2.3 Return the input window size to '13', but keep epocs at '35'. Now train two networks, a large one with '30' hidden neurons and a small one with zero (thus eliminating the hidden layer completely).

Comparing the two networks, what can you conclude?

A) The small network peaks at epoch '5', the larger not until epoch '25'. The larger network has more weights to optimize and would benefit from more learning cycles.
B) Increasing the number of hidden neurons increases the number of weights, and larger networks are still more prone to overfitting.
C) Hidden neurons look for underlying correlations in the data, but the training data may have few underlying correlations.

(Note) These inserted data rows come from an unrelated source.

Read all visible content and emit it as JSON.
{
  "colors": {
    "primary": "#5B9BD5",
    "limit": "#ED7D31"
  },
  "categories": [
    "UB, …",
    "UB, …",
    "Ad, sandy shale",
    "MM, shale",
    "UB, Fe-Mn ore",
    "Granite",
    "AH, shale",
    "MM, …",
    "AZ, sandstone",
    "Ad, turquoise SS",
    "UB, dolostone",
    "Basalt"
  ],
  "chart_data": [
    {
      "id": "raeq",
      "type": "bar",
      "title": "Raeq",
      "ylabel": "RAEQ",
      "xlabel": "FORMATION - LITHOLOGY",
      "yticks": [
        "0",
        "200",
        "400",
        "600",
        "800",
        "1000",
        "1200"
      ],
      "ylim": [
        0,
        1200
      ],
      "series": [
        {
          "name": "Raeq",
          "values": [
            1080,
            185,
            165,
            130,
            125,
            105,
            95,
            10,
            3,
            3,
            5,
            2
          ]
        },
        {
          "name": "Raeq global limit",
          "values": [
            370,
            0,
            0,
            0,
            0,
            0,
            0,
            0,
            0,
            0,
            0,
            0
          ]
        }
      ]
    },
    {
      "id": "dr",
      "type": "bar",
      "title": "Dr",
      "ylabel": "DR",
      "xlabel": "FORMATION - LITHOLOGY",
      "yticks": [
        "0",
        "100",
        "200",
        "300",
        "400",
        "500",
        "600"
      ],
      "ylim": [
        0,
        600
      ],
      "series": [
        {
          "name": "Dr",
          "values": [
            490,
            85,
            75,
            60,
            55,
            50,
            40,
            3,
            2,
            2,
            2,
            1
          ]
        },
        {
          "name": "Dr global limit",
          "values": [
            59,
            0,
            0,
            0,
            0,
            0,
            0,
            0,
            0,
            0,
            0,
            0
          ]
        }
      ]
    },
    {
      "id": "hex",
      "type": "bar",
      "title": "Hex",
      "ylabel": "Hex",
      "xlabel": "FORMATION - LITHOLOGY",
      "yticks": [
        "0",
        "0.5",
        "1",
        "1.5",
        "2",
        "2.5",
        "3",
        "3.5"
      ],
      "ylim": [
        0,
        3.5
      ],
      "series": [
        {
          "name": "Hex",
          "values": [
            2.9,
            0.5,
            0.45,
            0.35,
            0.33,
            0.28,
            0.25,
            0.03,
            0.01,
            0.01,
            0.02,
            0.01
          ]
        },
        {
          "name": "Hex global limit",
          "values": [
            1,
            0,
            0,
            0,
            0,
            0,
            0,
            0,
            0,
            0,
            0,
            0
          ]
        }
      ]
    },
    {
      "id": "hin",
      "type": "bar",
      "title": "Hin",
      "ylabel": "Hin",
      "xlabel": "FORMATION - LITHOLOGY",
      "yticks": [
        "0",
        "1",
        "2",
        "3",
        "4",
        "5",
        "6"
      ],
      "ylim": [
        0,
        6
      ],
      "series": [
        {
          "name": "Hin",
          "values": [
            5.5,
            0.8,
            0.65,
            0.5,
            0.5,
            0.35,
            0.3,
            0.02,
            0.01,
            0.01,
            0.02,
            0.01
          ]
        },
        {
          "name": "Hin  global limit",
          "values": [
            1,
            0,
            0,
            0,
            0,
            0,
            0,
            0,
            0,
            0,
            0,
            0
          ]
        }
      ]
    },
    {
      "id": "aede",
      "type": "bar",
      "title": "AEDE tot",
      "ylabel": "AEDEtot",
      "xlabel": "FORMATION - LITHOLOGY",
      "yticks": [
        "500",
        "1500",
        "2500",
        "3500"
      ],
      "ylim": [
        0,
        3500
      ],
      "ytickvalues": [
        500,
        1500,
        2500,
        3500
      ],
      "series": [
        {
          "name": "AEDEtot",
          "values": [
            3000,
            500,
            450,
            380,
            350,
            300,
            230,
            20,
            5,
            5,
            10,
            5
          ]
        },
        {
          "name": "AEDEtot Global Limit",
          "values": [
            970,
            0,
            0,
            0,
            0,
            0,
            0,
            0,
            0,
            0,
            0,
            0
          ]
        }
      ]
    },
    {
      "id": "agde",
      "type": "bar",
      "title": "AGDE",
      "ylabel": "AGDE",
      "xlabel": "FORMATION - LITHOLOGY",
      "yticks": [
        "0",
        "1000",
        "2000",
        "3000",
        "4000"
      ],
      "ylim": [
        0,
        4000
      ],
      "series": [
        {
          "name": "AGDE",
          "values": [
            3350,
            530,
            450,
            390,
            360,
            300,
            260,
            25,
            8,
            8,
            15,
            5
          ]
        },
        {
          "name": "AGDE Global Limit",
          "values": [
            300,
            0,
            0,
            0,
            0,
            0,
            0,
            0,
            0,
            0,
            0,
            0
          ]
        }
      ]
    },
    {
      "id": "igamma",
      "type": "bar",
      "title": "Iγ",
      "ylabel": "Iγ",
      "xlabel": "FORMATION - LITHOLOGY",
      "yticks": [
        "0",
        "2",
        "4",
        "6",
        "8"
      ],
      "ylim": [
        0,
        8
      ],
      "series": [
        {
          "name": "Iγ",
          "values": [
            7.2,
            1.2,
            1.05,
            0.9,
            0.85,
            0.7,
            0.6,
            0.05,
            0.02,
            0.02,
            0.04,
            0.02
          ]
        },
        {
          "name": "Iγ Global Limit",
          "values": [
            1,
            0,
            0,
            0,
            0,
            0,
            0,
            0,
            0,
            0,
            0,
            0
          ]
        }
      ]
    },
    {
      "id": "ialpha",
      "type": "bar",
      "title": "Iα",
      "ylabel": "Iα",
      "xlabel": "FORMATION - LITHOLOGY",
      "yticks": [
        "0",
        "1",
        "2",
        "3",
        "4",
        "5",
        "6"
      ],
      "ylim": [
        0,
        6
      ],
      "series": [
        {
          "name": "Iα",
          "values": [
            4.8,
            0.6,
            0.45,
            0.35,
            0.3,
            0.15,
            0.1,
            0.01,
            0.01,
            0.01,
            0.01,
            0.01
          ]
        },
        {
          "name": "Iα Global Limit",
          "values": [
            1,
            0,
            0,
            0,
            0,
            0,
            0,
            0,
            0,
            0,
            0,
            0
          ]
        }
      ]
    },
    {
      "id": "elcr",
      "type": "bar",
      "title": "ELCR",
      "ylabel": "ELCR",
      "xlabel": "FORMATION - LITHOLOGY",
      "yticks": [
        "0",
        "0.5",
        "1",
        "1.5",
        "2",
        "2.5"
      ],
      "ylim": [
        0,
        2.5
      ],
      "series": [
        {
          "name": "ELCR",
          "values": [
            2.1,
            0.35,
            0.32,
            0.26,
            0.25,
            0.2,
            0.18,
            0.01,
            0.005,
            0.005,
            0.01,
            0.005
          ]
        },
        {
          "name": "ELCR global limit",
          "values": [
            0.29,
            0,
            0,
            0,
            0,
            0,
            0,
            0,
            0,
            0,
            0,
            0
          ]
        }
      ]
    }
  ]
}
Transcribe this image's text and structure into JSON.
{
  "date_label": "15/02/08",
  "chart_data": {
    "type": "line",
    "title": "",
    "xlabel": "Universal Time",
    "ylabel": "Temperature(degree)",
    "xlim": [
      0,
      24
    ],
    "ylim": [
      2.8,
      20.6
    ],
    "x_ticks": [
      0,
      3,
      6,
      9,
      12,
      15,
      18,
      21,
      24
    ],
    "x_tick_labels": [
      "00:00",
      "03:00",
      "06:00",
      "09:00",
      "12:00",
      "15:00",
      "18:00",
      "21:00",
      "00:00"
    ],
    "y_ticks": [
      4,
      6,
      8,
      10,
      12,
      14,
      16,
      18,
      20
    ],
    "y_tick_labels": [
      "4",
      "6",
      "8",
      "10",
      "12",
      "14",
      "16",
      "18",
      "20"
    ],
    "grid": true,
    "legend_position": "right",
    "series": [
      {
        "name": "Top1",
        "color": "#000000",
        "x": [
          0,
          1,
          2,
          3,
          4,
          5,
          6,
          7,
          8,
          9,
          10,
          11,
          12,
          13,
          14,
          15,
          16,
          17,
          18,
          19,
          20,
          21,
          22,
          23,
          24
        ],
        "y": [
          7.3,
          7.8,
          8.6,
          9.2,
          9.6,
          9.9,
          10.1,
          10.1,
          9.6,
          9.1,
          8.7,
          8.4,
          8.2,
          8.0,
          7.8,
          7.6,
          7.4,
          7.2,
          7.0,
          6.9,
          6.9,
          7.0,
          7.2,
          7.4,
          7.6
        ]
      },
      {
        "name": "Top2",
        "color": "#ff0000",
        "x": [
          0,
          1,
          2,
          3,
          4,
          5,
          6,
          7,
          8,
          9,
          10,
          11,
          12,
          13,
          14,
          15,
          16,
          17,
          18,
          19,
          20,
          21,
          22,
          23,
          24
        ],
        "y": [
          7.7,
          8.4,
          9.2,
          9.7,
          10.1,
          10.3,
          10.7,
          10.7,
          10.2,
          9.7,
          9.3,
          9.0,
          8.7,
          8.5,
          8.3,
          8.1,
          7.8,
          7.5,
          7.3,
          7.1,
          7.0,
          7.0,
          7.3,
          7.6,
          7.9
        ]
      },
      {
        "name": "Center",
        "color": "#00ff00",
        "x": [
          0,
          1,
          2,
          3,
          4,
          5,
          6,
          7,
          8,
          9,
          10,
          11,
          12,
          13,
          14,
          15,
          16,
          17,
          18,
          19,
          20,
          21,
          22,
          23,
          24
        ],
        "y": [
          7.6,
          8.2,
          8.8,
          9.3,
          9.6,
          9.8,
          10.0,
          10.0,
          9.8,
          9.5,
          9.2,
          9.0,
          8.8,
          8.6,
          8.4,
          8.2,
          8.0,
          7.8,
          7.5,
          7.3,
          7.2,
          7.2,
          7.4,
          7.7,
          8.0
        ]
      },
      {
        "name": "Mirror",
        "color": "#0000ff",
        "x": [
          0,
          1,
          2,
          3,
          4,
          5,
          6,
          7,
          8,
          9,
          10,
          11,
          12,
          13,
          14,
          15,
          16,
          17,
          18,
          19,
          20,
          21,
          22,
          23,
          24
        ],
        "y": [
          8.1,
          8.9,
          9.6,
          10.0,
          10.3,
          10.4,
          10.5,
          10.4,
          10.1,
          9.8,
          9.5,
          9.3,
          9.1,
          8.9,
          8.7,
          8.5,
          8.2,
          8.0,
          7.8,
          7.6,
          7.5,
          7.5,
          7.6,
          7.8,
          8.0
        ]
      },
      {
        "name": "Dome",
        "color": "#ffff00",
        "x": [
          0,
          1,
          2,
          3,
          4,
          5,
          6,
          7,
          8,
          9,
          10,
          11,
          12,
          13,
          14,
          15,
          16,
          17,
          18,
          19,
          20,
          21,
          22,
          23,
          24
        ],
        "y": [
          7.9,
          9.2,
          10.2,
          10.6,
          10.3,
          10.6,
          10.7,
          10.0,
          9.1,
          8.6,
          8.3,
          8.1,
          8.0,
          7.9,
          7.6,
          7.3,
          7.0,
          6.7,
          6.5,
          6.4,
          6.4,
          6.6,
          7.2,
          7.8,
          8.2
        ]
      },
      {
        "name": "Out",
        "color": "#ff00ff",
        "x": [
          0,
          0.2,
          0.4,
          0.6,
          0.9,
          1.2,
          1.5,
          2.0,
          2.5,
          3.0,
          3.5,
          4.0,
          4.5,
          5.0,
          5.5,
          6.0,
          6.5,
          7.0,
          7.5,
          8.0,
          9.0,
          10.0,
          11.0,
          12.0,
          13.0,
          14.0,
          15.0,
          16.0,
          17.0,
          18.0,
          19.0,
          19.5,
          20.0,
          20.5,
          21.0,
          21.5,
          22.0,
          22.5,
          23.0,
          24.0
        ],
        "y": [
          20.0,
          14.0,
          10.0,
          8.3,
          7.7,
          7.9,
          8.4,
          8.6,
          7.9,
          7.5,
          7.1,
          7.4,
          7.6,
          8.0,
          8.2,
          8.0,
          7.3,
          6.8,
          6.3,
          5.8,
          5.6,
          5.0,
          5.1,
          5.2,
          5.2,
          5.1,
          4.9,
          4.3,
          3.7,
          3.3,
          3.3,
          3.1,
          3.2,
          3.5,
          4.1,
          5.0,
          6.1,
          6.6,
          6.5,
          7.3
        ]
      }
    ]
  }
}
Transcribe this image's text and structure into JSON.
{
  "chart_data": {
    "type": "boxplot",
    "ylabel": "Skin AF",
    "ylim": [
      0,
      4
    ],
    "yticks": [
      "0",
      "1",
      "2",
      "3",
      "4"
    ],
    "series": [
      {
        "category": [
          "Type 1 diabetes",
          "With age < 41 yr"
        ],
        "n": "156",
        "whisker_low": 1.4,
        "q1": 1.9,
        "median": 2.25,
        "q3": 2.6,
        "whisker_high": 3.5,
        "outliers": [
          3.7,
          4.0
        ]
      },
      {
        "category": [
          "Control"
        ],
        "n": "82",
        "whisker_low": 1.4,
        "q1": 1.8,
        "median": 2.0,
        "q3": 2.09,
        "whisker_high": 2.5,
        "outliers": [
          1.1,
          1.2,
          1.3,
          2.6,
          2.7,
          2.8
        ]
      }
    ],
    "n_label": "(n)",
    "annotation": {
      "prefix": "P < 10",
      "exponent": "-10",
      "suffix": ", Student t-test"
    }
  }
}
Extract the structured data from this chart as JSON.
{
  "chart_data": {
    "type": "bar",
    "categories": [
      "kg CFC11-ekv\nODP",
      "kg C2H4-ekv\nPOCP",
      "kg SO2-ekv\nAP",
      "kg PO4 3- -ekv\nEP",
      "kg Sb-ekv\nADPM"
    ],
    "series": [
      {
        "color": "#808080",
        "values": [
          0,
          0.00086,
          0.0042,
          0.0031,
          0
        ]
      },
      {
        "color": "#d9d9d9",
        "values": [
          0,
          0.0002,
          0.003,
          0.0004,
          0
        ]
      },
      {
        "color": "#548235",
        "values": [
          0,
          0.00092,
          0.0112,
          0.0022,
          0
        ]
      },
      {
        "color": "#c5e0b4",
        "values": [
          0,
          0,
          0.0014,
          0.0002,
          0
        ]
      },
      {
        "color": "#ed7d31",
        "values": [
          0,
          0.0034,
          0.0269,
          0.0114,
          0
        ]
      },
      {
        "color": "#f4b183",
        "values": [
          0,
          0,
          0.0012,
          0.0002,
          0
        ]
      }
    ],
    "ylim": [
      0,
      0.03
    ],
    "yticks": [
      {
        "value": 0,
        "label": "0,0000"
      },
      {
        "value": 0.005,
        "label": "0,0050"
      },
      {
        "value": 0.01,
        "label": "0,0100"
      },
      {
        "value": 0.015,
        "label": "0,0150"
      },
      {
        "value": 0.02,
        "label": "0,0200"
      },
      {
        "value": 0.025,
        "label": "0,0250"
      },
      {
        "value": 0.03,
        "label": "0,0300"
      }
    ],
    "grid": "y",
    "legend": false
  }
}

2.4 Re-train the two networks from 2.3, but this time increase the number of training sequences to '60'.

Compare the two networks with each other, and with those from 2.3. Now, what can you conclude?

A) Hardly surprising, more training data improves network performance. However, the larger network could benefit from additional learning cycles.
B) Increasing the number of training sequences makes the network less prone to overfitting, because the additional data makes the training sequences harder to memorize.
C) With the addition of new training sequences, the networks can suddenly reveal hidden correlations in the data.


2.5 By now you should have some feel for the effects different run-time parameters have on network performance. If you've done everything sofar exactly as specified by this cookbook, the best correlation coefficient you've obtained should be '0.4671'. Try to experiment with the hoWWWlite interface and see if you can outdo this.